On August 22, 2018, the First District issued its decision in San Franciscans for Livable Neighborhoods v. City and County of San Francisco (2018) 26 Cal.App.5th 596. The appellate court upheld an EIR that San Francisco prepared for its 2004 and 2009 Housing Elements, notably rejecting a challenge to the use in the EIR of a future-conditions baseline for the plan’s traffic and water supply impacts.
In an earlier appeal involving San Francisco’s 2004 Housing Element, the First District concluded that the City should have prepared an EIR rather than a negative declaration. By the time the trial court issued an amended writ in April 2009 requiring the preparation of an EIR for the 2004 Housing Element, the City was already in the process of preparing its 2009 Housing Element. Consequently, the City combined the environmental review of the two versions and prepared one EIR for both the 2004 and 2009 Housing Elements. After the City adopted the 2009 Housing Element in June 2011, San Franciscans for Livable Neighborhoods (SFLN) filed a new suit and this appeal followed.

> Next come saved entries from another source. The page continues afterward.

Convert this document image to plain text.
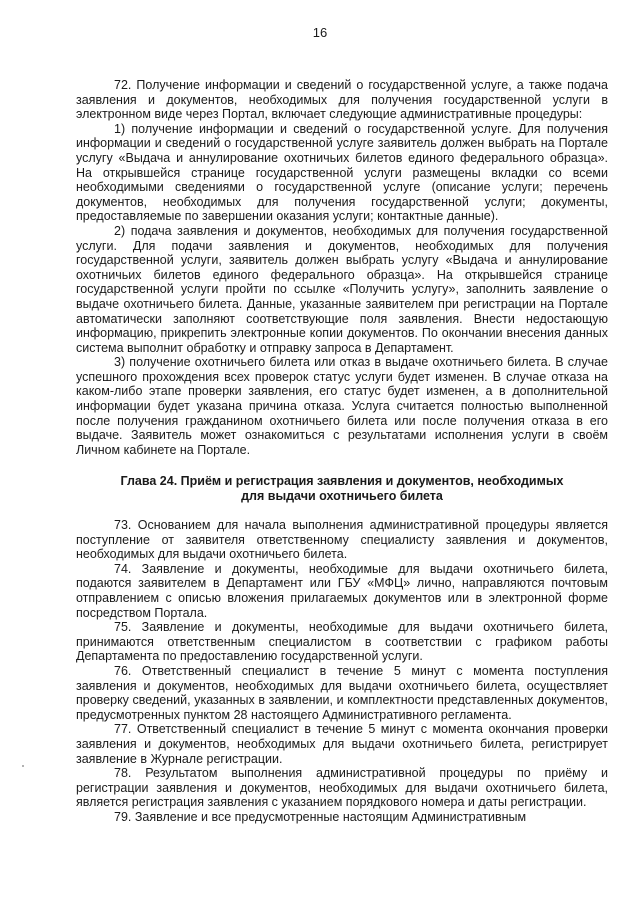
16

72. Получение информации и сведений о государственной услуге, а также подача заявления и документов, необходимых для получения государственной услуги в электронном виде через Портал, включает следующие административные процедуры:

1) получение информации и сведений о государственной услуге. Для получения информации и сведений о государственной услуге заявитель должен выбрать на Портале услугу «Выдача и аннулирование охотничьих билетов единого федерального образца». На открывшейся странице государственной услуги размещены вкладки со всеми необходимыми сведениями о государственной услуге (описание услуги; перечень документов, необходимых для получения государственной услуги; документы, предоставляемые по завершении оказания услуги; контактные данные).

2) подача заявления и документов, необходимых для получения государственной услуги. Для подачи заявления и документов, необходимых для получения государственной услуги, заявитель должен выбрать услугу «Выдача и аннулирование охотничьих билетов единого федерального образца». На открывшейся странице государственной услуги пройти по ссылке «Получить услугу», заполнить заявление о выдаче охотничьего билета. Данные, указанные заявителем при регистрации на Портале автоматически заполняют соответствующие поля заявления. Внести недостающую информацию, прикрепить электронные копии документов. По окончании внесения данных система выполнит обработку и отправку запроса в Департамент.

3) получение охотничьего билета или отказ в выдаче охотничьего билета. В случае успешного прохождения всех проверок статус услуги будет изменен. В случае отказа на каком-либо этапе проверки заявления, его статус будет изменен, а в дополнительной информации будет указана причина отказа. Услуга считается полностью выполненной после получения гражданином охотничьего билета или после получения отказа в его выдаче. Заявитель может ознакомиться с результатами исполнения услуги в своём Личном кабинете на Портале.

Глава 24. Приём и регистрация заявления и документов, необходимых
для выдачи охотничьего билета

73. Основанием для начала выполнения административной процедуры является поступление от заявителя ответственному специалисту заявления и документов, необходимых для выдачи охотничьего билета.

74. Заявление и документы, необходимые для выдачи охотничьего билета, подаются заявителем в Департамент или ГБУ «МФЦ» лично, направляются почтовым отправлением с описью вложения прилагаемых документов или в электронной форме посредством Портала.

75. Заявление и документы, необходимые для выдачи охотничьего билета, принимаются ответственным специалистом в соответствии с графиком работы Департамента по предоставлению государственной услуги.

76. Ответственный специалист в течение 5 минут с момента поступления заявления и документов, необходимых для выдачи охотничьего билета, осуществляет проверку сведений, указанных в заявлении, и комплектности представленных документов, предусмотренных пунктом 28 настоящего Административного регламента.

77. Ответственный специалист в течение 5 минут с момента окончания проверки заявления и документов, необходимых для выдачи охотничьего билета, регистрирует заявление в Журнале регистрации.

78. Результатом выполнения административной процедуры по приёму и регистрации заявления и документов, необходимых для выдачи охотничьего билета, является регистрация заявления с указанием порядкового номера и даты регистрации.

79. Заявление и все предусмотренные настоящим Административным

For traffic and water supply impacts, the EIR used a baseline of 2025 conditions based on population projections from the Association of Bay Area Governments (ABAG). The court concluded that the City was “within its discretion to adopt a baseline calculation forecasting traffic and water impacts in 2025” rather than “comparing the existing conditions with and without the Housing Element.” Citing POET, LLC v. State Air Resources Board (2017) 12 Cal.App.5th 52 (“POET II”), SFLN argued that the City took an improperly narrow view of the Housing Element and “sidestepped review of the reasonably foreseeable indirect physical changes in the environment.” The court was unpersuaded because the Housing Element consisted of growth-accommodating policies but did not induce or lead to population growth. Discussing the rule described in Neighbors for Smart Rail v. Exposition Metro Line Construction Authority (2013) 57 Cal.4th 439, the court found that substantial evidence supported the City’s determination that an existing-conditions baseline would be misleading as to traffic and water supply impacts. The court also rejected SFLN’s corollary argument about the baseline for land use and visual resources impacts, noting that the EIR did compare the changes in the Housing Element to the existing environment.

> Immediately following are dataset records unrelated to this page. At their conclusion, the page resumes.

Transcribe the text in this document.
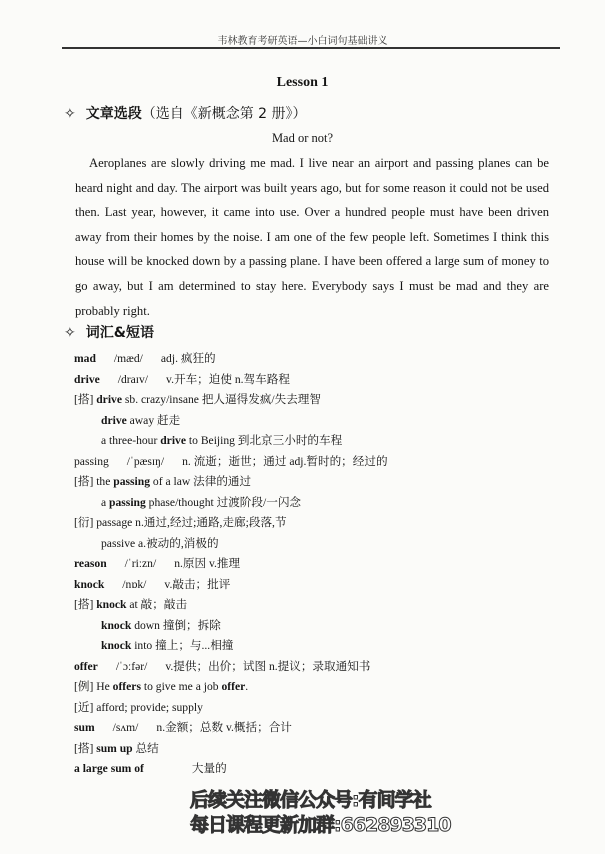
韦林教育考研英语—小白词句基础讲义
Lesson 1
✧ 文章选段（选自《新概念第 2 册》）
Mad or not?
Aeroplanes are slowly driving me mad. I live near an airport and passing planes can be heard night and day. The airport was built years ago, but for some reason it could not be used then. Last year, however, it came into use. Over a hundred people must have been driven away from their homes by the noise. I am one of the few people left. Sometimes I think this house will be knocked down by a passing plane. I have been offered a large sum of money to go away, but I am determined to stay here. Everybody says I must be mad and they are probably right.
✧ 词汇&短语
mad /mæd/ adj. 疯狂的
drive /draɪv/ v.开车；迫使 n.驾车路程
[搭] drive sb. crazy/insane 把人逼得发疯/失去理智
drive away 赶走
a three-hour drive to Beijing 到北京三小时的车程
passing /ˈpæsɪŋ/ n. 流逝；逝世；通过 adj.暂时的；经过的
[搭] the passing of a law 法律的通过
a passing phase/thought 过渡阶段/一闪念
[衍] passage n.通过,经过;通路,走廊;段落,节
passive a.被动的,消极的
reason /ˈriːzn/ n.原因 v.推理
knock /nɒk/ v.敲击；批评
[搭] knock at 敲；敲击
knock down 撞倒；拆除
knock into 撞上；与...相撞
offer /ˈɔːfər/ v.提供；出价；试图 n.提议；录取通知书
[例] He offers to give me a job offer.
[近] afford; provide; supply
sum /sʌm/ n.金额；总数 v.概括；合计
[搭] sum up 总结
a large sum of	大量的
后续关注微信公众号:有间学社
每日课程更新加群:662893310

Second, the court tackled SFLN’s challenges to the EIR’s analysis of various impacts. It found that substantial evidence supported the EIR’s analysis, explaining that: (1) the EIR reasonably concluded that the 2009 Housing Element would not result in significant impacts on visual resources or neighborhood character because there would be no changes to allowable land uses or building heights, and residential growth would be directed to areas with existing residential uses; (2) the EIR for the Housing Element was not required to study traffic impacts of specific development projects in the pipeline because those projects were proceeding under their own EIRs or CEQA documents; (3) the EIR for the Housing Element was not required to establish a likely source of water and satisfied CEQA by acknowledging the possibility of a post-2030 water supply shortfall during a multiple-dry-year event and discussing the water rationing plan that would balance supply and demand; and (4) the City did not abuse its discretion in determining that the Housing Element was consistent with ABAG’s Land Use Policy Framework because policies would further the goals of the Framework by placing housing near transit and encouraging infill development.
Third, the court turned to SFLN’s argument that the EIR failed to consider feasible reduced-density alternatives. The EIR analyzed three alternatives, including a No Project Alternative, a 2004 Housing Element Alternative, and an Intensified 2009 Housing Element Alternative. The 2004 Housing Element Alternative was identified as the environmentally superior alternative because it would reduce the sole significant and unavoidable impact (cumulative impact on transit) even though it would not reduce the impact to a less than significant level. The court concluded that this was a reasonable range of alternatives. In particular, the court approved of the City’s explanation in responses to comments that the reduced density alternatives suggested by SFLN would not add any meaningful analysis to the EIR because they would not reduce the project’s potential cumulative transit impacts. The court also found that substantial evidence supported the EIR’s conclusion that the SFLN-proposed alternative dubbed the No Additional Rezoning Alternative was infeasible because increasing the density of two major projects within existing neighborhoods as suggested would require rezoning.
Finally, the court rejected SFLN’s argument that the City should have considered additional mitigation measures to reduce transit impacts. The EIR explained that the only way to eliminate the significant transit impacts would be to increase the number of transit vehicles or reduce transit travel time. Since funding for these measures is uncertain and cannot be guaranteed, the EIR deemed them infeasible. Although SFLN suggested two mitigation measures, one was simply a permutation of the No Project Alternative and the other was infeasible because it involved imposing transit impact fees that the City had already decided would be infeasible because they cannot be guaranteed.